I feel guilty for not going to the gym. I didn't always feel this way, guilty, but now I do.
It took me awhile to get where I am today. Back track a few years and I hardly stepped into a gym. I got a pass when I was a senior in high school and my mom splurged and hired me a personal trainer. It was nice, because someone kicked my ass and even though it was hard I did it because I was told to do it. And then the personal training stopped because it became too expensive and I fell off the wagon.
Mom pushed me, "I'm going to the gym today, come with me", and I usually would, but I'd hardly go by myself. And then I just kind of gave up and quit because it was too hard. Mom canceled my gym pass and I became lazy.
Fast forward a year and I remember sitting on the couch in the middle of the day feeling extremely lethargic. I had a good night sleep, I ate that morning, had coffee even but still felt tired. I remember thinking, "I probably should not feel like this as a 20 year old, I should have more energy". I told my mom about how I was feeling and she told me I should try to work out again, because she noticed she had so much energy from working out. So I tried to hop back on the wagon.
It was hard at first, getting back into the routine. It took me awhile to even just go. Fortunately I had a buddy, my mom, to work out with when I wasn't feeling motivated. But then after awhile I started doing it on my own and pushing myself to go a little longer. It was tough but I just did it. I started out with once a week, then twice and so on. It wasn't until about a year later that I finally hit a solid five times a week of working out. It felt good.
My energy was back and I felt like my age. I actually enjoyed working out, believe it or not. I'm much healthier now than I have ever been and it feels really good. I've lost weight and feel proud of myself. I've also developed the habit of eating better.

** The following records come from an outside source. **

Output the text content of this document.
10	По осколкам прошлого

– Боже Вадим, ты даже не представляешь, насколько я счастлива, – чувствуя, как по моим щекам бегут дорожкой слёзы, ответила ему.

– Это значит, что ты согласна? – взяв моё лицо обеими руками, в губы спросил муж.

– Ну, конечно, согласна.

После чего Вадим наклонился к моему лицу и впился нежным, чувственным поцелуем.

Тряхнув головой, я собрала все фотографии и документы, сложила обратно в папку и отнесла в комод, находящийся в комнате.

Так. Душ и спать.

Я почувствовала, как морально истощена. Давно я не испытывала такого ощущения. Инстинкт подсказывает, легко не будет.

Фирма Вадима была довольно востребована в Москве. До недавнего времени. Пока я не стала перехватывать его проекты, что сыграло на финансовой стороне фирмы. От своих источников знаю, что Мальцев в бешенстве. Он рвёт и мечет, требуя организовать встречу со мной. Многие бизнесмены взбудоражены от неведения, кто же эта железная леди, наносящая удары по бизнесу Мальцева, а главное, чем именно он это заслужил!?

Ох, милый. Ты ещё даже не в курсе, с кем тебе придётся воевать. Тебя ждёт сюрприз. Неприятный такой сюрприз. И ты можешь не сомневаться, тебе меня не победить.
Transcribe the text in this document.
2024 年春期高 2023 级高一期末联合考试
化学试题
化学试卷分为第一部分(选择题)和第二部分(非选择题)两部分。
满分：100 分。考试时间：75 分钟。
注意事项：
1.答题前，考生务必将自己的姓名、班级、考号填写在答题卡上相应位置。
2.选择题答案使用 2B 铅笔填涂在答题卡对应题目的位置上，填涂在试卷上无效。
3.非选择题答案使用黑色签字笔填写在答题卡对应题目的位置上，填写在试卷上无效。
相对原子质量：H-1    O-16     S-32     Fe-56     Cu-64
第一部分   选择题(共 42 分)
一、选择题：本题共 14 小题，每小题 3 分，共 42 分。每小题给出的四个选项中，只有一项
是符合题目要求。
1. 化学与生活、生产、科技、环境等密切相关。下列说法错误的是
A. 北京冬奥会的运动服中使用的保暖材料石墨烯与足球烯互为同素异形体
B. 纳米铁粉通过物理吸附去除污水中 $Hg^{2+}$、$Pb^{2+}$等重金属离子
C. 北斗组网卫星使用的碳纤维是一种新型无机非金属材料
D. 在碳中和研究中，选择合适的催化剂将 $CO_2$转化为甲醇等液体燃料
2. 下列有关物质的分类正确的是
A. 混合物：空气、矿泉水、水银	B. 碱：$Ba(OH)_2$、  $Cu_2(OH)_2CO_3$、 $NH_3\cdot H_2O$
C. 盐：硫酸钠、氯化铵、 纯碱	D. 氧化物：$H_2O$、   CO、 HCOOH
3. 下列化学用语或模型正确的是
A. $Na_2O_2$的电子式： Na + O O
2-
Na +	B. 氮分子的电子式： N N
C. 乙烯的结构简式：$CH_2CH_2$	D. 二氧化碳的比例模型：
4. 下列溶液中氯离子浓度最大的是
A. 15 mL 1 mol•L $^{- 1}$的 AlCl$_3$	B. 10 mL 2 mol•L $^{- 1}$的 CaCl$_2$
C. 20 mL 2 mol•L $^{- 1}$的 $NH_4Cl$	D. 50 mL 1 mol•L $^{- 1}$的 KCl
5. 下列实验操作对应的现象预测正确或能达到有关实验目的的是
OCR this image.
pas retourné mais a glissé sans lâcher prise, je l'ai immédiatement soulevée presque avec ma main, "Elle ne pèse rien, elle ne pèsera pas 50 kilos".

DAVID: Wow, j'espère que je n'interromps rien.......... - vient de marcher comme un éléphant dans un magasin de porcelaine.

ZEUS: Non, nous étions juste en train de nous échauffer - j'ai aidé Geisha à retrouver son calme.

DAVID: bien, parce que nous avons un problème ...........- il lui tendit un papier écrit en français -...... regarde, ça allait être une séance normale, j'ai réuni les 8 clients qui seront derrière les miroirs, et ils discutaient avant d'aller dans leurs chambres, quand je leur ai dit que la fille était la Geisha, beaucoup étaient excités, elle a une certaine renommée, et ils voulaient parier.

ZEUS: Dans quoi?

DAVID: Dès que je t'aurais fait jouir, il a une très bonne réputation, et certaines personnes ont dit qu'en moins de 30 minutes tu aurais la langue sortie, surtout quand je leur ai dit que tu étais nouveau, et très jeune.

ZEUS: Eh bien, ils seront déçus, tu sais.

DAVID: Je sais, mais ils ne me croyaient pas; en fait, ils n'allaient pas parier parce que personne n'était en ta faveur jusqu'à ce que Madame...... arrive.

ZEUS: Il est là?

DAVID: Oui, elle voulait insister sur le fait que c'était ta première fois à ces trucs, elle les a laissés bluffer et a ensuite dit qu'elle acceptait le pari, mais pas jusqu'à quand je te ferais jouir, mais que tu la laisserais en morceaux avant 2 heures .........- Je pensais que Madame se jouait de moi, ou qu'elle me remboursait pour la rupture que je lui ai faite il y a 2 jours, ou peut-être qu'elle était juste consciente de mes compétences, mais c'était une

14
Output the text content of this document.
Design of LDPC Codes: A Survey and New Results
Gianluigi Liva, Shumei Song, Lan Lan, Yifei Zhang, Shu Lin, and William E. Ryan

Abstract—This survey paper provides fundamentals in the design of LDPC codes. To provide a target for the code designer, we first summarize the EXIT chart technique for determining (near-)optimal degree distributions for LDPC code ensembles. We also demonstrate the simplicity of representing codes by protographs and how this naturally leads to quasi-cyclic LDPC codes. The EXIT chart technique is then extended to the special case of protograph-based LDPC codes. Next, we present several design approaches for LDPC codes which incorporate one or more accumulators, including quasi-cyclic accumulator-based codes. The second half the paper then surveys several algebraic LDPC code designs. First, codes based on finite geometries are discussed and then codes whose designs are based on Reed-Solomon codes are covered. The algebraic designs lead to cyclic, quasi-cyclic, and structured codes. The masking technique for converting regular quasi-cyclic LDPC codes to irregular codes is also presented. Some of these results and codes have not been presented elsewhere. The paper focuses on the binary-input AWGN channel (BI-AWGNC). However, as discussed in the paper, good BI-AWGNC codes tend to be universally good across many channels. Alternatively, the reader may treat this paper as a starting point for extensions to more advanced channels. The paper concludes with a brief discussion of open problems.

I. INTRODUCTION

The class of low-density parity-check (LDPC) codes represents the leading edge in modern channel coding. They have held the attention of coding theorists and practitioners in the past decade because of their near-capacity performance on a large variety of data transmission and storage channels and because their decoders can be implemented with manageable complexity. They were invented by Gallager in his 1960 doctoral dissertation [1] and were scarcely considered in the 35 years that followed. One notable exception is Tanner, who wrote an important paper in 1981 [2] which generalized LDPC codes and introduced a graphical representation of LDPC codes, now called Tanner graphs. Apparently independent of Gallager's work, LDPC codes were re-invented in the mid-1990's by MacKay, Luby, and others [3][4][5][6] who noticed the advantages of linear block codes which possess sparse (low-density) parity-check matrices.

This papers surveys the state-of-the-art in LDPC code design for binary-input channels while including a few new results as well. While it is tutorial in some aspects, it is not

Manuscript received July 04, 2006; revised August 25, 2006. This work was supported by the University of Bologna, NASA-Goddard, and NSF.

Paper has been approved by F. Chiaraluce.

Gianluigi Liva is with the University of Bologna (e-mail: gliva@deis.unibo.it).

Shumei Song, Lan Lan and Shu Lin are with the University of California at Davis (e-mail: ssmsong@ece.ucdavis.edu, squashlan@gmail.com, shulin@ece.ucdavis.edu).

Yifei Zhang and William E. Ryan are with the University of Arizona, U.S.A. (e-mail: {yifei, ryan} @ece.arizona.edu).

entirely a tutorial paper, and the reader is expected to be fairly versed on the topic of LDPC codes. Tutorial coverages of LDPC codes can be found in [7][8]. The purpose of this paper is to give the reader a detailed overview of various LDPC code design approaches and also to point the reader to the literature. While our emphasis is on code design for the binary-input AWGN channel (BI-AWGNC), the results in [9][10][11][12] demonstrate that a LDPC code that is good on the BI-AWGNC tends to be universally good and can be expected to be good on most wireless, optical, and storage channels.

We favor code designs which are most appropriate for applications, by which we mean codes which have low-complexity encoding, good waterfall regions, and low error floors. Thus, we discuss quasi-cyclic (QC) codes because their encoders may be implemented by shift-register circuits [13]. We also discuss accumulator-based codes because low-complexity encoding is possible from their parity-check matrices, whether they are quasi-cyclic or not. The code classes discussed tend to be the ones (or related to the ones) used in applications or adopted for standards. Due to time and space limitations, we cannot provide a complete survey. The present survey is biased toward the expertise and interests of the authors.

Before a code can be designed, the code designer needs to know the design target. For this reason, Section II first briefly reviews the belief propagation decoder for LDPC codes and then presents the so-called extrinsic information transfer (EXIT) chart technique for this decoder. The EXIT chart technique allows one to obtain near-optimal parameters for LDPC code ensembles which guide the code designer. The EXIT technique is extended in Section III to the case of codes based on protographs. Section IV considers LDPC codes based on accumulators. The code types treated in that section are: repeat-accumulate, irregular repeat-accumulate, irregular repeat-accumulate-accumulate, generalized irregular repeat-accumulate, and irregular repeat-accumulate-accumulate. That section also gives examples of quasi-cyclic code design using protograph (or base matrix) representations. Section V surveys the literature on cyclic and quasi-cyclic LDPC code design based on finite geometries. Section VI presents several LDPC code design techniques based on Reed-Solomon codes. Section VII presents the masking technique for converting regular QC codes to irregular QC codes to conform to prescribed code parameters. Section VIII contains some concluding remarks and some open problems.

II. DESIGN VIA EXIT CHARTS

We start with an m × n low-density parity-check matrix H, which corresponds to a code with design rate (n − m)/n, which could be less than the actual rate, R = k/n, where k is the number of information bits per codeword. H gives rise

So I feel guilty because I have only gone twice so far this week. Today technically should be my fourth day. But if I look back at everything I have accomplished I realize I shouldn't feel guilty, but proud and it's okay to take a day off every now and then. And plus, I've got homework to do!
good post... buddy...... me, too. got to get back into some kind of rhythm.....
ReplyDeletehey, what happened to your quote?...
Eh, I wasn't into the quote I decided. I like the simple look. Helps focus on the actual words.